Daha önce, genellikle doğal afetlerin veya ekonomik şokların ardından, “hayal kırıklığından” benzer bir kaçınma yaşandı. Bu tür olaylar, siyasi kurumları her zaman bir dereceye kadar alt edecektir. Yani açıkça görülmektedir ki vatandaşlar, kurumlarının salgının şokuna daha iyi hazırlanmasını ve salgını kontrol altına almak için daha hızlı olmasını bekliyordu.
Söz konusu anket, refah devletinin vergilerle finanse edilmesine verilen desteğin de azaldığını gösterdiğinden, bu hayal kırıklığı, toplumun başka bir sütununu da yıkıyor gibi görünüyor. Bu, tüm harcama kategorileri –yoksulluğun hafifletilmesi, sağlık harcamaları, işsizlik yardımları ve emekli maaşları– için geçerlidir ve genel vergi yükünden daha yüksek bir memnuniyetsizliğe denk gelmektedir.
Uzmanın Dönüşü/Karşılığı
Yine de haberler o kadar da kötü değil. Bilim adamları ve uzmanlara verilen destek, hazırlayıcı sorularla ilk olarak sağlık ve ekonomik konular hakkında düşünmeye teşvik edilen ve özellikle krizi bir çatışma olarak değerlendiren katılımcılar arasında %8 daha yüksekti.

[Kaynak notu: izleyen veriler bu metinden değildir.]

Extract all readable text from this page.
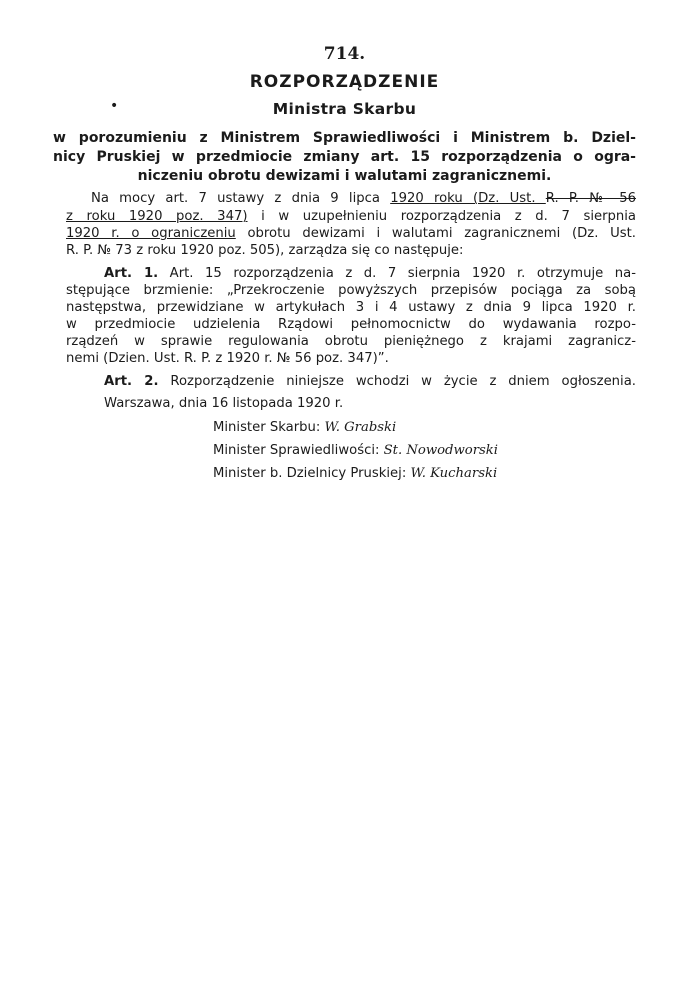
714.
ROZPORZĄDZENIE
•	Ministra Skarbu
w porozumieniu z Ministrem Sprawiedliwości i Ministrem b. Dziel-
nicy Pruskiej w przedmiocie zmiany art. 15 rozporządzenia o ogra-
niczeniu obrotu dewizami i walutami zagranicznemi.
Na mocy art. 7 ustawy z dnia 9 lipca 1920 roku (Dz. Ust. R. P. № 56
z roku 1920 poz. 347) i w uzupełnieniu rozporządzenia z d. 7 sierpnia
1920 r. o ograniczeniu obrotu dewizami i walutami zagranicznemi (Dz. Ust.
R. P. № 73 z roku 1920 poz. 505), zarządza się co następuje:
Art. 1. Art. 15 rozporządzenia z d. 7 sierpnia 1920 r. otrzymuje na-
stępujące brzmienie: „Przekroczenie powyższych przepisów pociąga za sobą
następstwa, przewidziane w artykułach 3 i 4 ustawy z dnia 9 lipca 1920 r.
w przedmiocie udzielenia Rządowi pełnomocnictw do wydawania rozpo-
rządzeń w sprawie regulowania obrotu pieniężnego z krajami zagranicz-
nemi (Dzien. Ust. R. P. z 1920 r. № 56 poz. 347)”.
Art. 2. Rozporządzenie niniejsze wchodzi w życie z dniem ogłoszenia.
Warszawa, dnia 16 listopada 1920 r.
Minister Skarbu: W. Grabski
Minister Sprawiedliwości: St. Nowodworski
Minister b. Dzielnicy Pruskiej: W. Kucharski
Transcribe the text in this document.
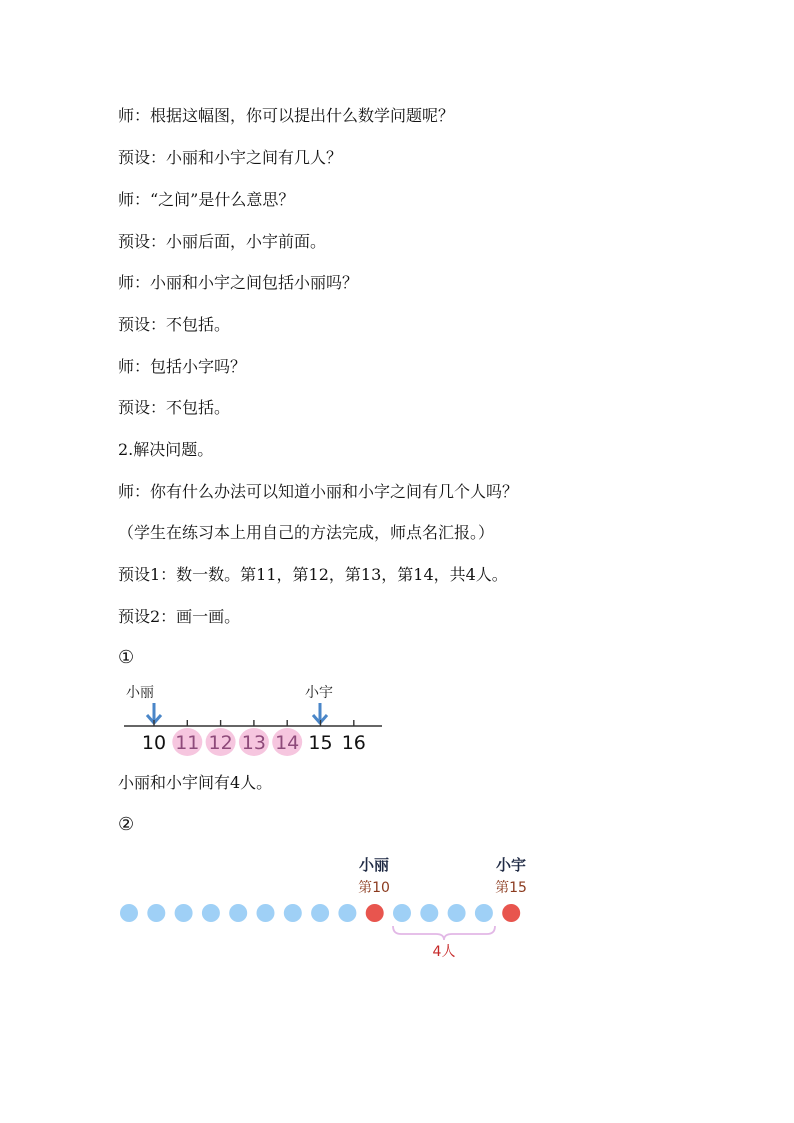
师：根据这幅图，你可以提出什么数学问题呢？
预设：小丽和小宇之间有几人？
师：“之间”是什么意思？
预设：小丽后面，小宇前面。
师：小丽和小宇之间包括小丽吗？
预设：不包括。
师：包括小字吗？
预设：不包括。
2.解决问题。
师：你有什么办法可以知道小丽和小字之间有几个人吗？
（学生在练习本上用自己的方法完成，师点名汇报。）
预设1：数一数。第11，第12，第13，第14，共4人。
预设2：画一画。
①
小丽	小宇
10 11 12 13 14 15 16
小丽和小宇间有4人。
②
小丽
第10
小宇
第15
4人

Katılımcılara, krizi görünmez bir düşmana karşı bir mücadele olarak algılayıp algılamadıkları ve ulusal dayanışmayı ileriye dönük en iyi yol olarak görüp görmedikleri sorulduğunda, yetkinlik ve uzmanlık desteği %28 gibi büyük bir oranda arttı.
Bu sonuç, hayal kırıklığı etkisini bir dereceye kadar hafifleten bir “bayrak etrafında toplanma” tesirinin de oyunda olduğunu göstermektedir. Kriz tamamıyla olağanüstü bir olay olduğu için vatandaşlar ortak bir dava etrafında daha kolay birleşiyorlar ve her türlü yeterli kriz müdahalesine coşkuyla destek vermeye istekliler.
Yeni Bir Siyasi Bölünme Mi?
Anketten siyasi kurumlara ve AB’ye olan inancın sarsıldığını öğrenmemize rağmen, şaşırtıcı bir şekilde “popülist” tavırlar da zayıfladı. Güçlü bir liderin herhangi bir krizle başa çıkmasına yönelik destek, hazırlık soruları sorulan tüm katılımcılar için %5 azaldı. Ayrıca önemli politika kararlarını politikacılar yerine “halkın” almasına izin verme konusunda %5 daha az istekliydiler. Popülist siyasi partilere verilen destek de tam tersine geri çekiliyor.
Bu anketlerden edinilen bu bulgular doğrultusunda, popülist partilerin Avrupa genelinde zayıfladığını ve krizin toplumlarımızı potansiyel olarak farklı bir yola itmesi ile kritik bir noktaya gelmiş olabileceğimizi gösteriyor.
Elbette, hükümetlerin ekonomik toparlanmayı ve virüsün önümüzdeki aylarda ve yıllarda yeniden canlanmasını yönetme şekli burada çok önemli bir faktör olacak. Anketin ortaya çıkardığı artan hak talebinin gelecekte karşılanıp karşılanmayacağını görmek ilginç olacaktır.
Anketin ortaya çıkardığı artan hak talebinin gelecekte karşılanıp karşılanmayacağını ya da krizin “hayal kırıklığı” etkisinin sonunda popülist partilere yenilenmiş, hatta güçlendirilmiş desteğe kanalize edilip edilmeyeceğini görmek de ilginç olacaktır.
Bu anlamda, siyasi arenada nüanslı, ancak yetkin yaklaşımların karmaşıklığına karşı basit politika çözümleri sunan yeni bir fay hattı açılıyor olabilir.